Here, OneWest failed to meet its prima facie burden of establishing that it had standing as the holder or assignee of the note at the time it commenced the action (see Wells Fargo Bank, N.A. v. Talley, 153 A.D.3d 583, 584, 59 N.Y.S.3d 743 ; Arch Bay Holdings, LLC v. Albanese, 146 A.D.3d 849, 852, 45 N.Y.S.3d 506 ). In support of its motion, OneWest submitted the affidavit of Jillian Thrasher, an employee of its loan servicer, who averred that OneWest was the holder of the note, which is endorsed in blank, and assignee of the mortgage at the time the action was commenced. However, OneWest failed to demonstrate the admissibility of the records that Thrasher relied upon under the business records exception to the hearsay rule (see CPLR 4518[a] ), since she did not attest that she was personally familiar with OneWest's record-keeping practices and procedures (see Arch Bay Holdings, LLC v. Albanese, 146 A.D.3d at 853, 45 N.Y.S.3d 506; Aurora Loan Serv., LLC v. Baritz, 114 A.D.3d at 618, 620, 980 N.Y.S.2d 475 ; Deutsche Bank Natl. Trust Co. v. Brewton, 142 A.D.3d 683, 685, 37 N.Y.S.3d 25 ; U.S. Bank N.A. v. Handler, 140 A.D.3d at 949, 34 N.Y.S.3d 463 ; Aurora Loan Servs., LLC v. Mercius, 138 A.D.3d 650, 652, 29 N.Y.S.3d 462 ). Insofar as the Supreme Court reached its determination that OneWest had standing by, sua sponte, "independently tak[ing] judicial notice of the FDIC website," this Court has repeatedly cautioned against such independent Internet investigations, especially when conducted without providing notice or an opportunity for the parties to be heard (see First United Mtg. Banking Corp. v. Lawani, 147 A.D.3d 912, 913, 48 N.Y.S.3d 190 ; HSBC Bank USA, N.A. v. Taher, 104 A.D.3d 815, 818, 962 N.Y.S.2d 301 ). Since OneWest failed to meet its prima facie burden, the court should have denied the subject branches of its motion without regard to the sufficiency of the Berino defendants' opposition papers (see Alvarez v. Prospect Hosp., 68 N.Y.2d 320, 324, 508 N.Y.S.2d 923, 501 N.E.2d 572 ).
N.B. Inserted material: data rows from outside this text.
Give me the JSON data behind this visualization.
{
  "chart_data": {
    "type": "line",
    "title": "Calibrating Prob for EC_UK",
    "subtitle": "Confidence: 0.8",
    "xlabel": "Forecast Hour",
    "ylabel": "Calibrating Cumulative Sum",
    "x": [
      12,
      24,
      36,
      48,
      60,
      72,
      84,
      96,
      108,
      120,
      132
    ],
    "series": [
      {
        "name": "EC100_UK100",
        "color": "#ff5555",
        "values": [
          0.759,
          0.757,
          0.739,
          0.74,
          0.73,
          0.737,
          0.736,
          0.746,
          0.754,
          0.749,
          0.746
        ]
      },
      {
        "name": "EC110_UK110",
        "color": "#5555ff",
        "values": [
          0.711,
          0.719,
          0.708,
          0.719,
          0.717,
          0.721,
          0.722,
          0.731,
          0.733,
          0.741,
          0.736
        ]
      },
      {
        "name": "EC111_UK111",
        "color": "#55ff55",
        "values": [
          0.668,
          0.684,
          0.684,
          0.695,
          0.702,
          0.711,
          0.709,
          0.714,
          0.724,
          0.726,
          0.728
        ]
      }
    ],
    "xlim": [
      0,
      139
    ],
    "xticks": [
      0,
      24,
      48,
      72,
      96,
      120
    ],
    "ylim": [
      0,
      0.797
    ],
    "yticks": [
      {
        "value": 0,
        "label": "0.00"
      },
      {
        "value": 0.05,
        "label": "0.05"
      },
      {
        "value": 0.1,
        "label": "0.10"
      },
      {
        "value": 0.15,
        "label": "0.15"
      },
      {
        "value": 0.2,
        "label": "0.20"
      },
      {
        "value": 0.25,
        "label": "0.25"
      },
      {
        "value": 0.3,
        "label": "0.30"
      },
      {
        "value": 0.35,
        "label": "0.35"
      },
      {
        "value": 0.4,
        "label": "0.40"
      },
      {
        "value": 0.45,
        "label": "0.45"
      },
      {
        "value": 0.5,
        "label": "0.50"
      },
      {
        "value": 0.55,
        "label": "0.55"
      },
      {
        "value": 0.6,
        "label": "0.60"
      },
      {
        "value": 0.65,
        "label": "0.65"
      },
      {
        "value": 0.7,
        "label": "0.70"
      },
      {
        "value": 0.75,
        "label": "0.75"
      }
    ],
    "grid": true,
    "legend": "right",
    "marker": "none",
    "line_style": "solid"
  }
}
Nevertheless, the Supreme Court properly denied the Berino defendants' cross motion for summary judgment dismissing the complaint insofar as asserted against them for lack of standing, as they failed to make a prima facie showing that OneWest lacked standing (see Filan v. Dellaria, 144 A.D.3d 967, 975, 43 N.Y.S.3d 353 ; Deutsche Bank Trust Co. Ams. v. Vitellas, 131 A.D.3d 52, 59–60, 13 N.Y.S.3d 163 ).
The Berino defendants' remaining contentions are without merit.
RIVERA, J.P., COHEN, HINDS–RADIX and BRATHWAITE NELSON, JJ., concur.